7. If the Purchaser sells the goods delivered by us – irrespective of their condition – he shall hereby assign the claims against his purchasers together with all incidental rights arising for him from sale until complete payment of all our claims from the delivery of goods up to the value of our goods integrated in the sold item. The Purchaser is entitled to collect these accounts until revocation by the Seller but shall immediately pay the amounts collected by him to the deliverer to the extent of his due claim. No other assignments are permitted. At our request, the Seller is obliged to announce assignment to sub-ordering parties and to surrender the documents. We are authorised to collect the account ourselves.

8. If the value of the securities given to us exceeds our delivery demands by a total of more than 20%, then we are obliged at the Purchaser’s request to return the excess.  The selection of the securities to be released is the responsibility of the Seller.

9. In case of returned goods based on our reservation of title, we are only obliged to grant credit for the invoice value, less the intervening depreciation together with the return and dismantling costs, but subject to a minimum of 30%.

Section 10 Payment

1. Collection may only be performed by persons authorised by the Seller, and who have previously been made known to the Purchaser by the Seller. The Supplier is entitled to assign his receivables from deliveries and services for financing purposes.

2. Invoices of the Seller are payable by the date stated on the invoice. No deduction of discount has been agreed.

3. If the Purchaser defaults, the Seller is entitled to charge annual interest of 5% above the discount rate of the Bundesbank.

4. The Seller expressly reserves the right to reject the receipt of cheques or bills. Acceptance is only possible subject to payment.

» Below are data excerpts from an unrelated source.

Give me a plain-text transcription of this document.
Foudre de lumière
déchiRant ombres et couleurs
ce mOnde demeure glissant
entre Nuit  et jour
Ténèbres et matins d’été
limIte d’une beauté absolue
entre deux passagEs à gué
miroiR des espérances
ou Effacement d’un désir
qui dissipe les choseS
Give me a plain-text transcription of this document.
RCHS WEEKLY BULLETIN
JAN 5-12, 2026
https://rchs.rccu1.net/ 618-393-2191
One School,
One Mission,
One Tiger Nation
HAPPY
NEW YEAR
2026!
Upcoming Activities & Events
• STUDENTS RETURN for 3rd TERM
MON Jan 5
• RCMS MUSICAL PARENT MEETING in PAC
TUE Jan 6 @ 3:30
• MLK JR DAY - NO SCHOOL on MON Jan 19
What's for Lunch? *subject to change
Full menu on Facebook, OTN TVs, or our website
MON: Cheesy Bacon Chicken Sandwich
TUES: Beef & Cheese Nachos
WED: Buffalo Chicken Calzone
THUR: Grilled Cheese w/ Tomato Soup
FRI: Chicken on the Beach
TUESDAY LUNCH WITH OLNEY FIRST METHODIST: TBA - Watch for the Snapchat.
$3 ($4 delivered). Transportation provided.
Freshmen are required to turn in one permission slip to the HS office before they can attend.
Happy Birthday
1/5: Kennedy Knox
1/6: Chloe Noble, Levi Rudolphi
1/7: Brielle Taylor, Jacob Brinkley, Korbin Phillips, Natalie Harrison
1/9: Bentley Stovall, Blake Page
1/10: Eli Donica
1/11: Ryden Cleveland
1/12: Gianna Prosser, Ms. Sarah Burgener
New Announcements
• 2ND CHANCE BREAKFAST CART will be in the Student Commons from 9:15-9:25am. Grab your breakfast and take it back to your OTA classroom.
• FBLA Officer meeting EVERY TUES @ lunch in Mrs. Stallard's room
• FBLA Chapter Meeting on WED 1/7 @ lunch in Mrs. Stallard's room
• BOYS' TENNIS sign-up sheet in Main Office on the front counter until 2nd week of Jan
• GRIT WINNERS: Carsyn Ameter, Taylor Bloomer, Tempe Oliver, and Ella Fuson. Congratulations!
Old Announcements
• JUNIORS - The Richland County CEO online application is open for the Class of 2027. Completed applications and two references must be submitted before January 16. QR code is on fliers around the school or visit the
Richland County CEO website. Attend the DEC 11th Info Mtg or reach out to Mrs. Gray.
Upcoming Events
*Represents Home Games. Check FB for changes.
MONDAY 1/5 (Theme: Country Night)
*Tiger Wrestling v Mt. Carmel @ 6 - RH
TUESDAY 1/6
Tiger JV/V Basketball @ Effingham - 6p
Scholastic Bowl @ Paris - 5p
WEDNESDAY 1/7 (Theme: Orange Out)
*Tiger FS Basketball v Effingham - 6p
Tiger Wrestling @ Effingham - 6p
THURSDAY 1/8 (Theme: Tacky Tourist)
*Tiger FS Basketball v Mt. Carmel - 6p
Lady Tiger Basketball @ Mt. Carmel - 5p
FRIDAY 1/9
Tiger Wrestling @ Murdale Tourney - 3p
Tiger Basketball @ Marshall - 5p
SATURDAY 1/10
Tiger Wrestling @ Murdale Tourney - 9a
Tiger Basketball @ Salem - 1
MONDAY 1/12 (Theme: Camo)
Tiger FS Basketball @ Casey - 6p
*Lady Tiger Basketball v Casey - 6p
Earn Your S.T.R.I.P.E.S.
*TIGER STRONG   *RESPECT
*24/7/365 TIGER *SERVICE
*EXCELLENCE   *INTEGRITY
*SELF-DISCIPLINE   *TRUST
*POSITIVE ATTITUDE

Discount or bill charges shall be borne by the Purchaser and are due immediately.

5. The Seller is entitled, in spite of any other provisions of the Purchaser, to set off payments against his previous debts.  If costs and interest have already arisen, the Seller is entitled to set off the payment first against the costs, then against the interest and finally against the main demand.

6. The Purchaser is only entitled to set off if the counter-claim is not disputed or has been legally established.

7. If the ordering party defaults, all other claims shall immediately become due for payment without the need for a notice of default.

8. For deliveries and services to ordering parties in a foreign country, it is regarded as expressly agreed that all prosecution costs arising for the Supplier both in and out of court in case of default by the ordering party shall be borne by the ordering party.

Section 11 Copyright

1. The Customer undertakes to observe strictly all copyrights and provisions concerning documentation or other data carriers.

2. The production and dissemination – with or without payment - of copies of documentation or other data carriers is not permitted unless it has been expressly permitted by the Supplier.

Section 12 Place of jurisdiction – applicable law

1. The place of performance for all obligations arising from this agreement is the Seller’s head office.

2. The place of jurisdiction for all disputes arising from the contractual relationship including action on bills is – inasfar as legally permitted – the Seller’s head office. The Seller is entitled to take action at the court which is competent for the Purchaser’s head office.

3. The mutual legal relationships shall be governed exclusively by the law of the Federal Republic of Germany, to the exclusion of international sales laws.

Section 13 Data protection

The Purchaser’s data shall be stored in the Seller’s computer system and used only for simplification of the Seller’s administration. The Purchaser’s data shall not be passed on to third parties and shall be treated confidentially.

Section 14 Severability clause

1. Should individual provisions of this Agreement or individual sections of the General Terms and Conditions prove legally invalid, the Agreement shall remain binding. The gap arising from the removal of the invalid provisions shall be filled in good faith in accordance with the spirit of the Agreement.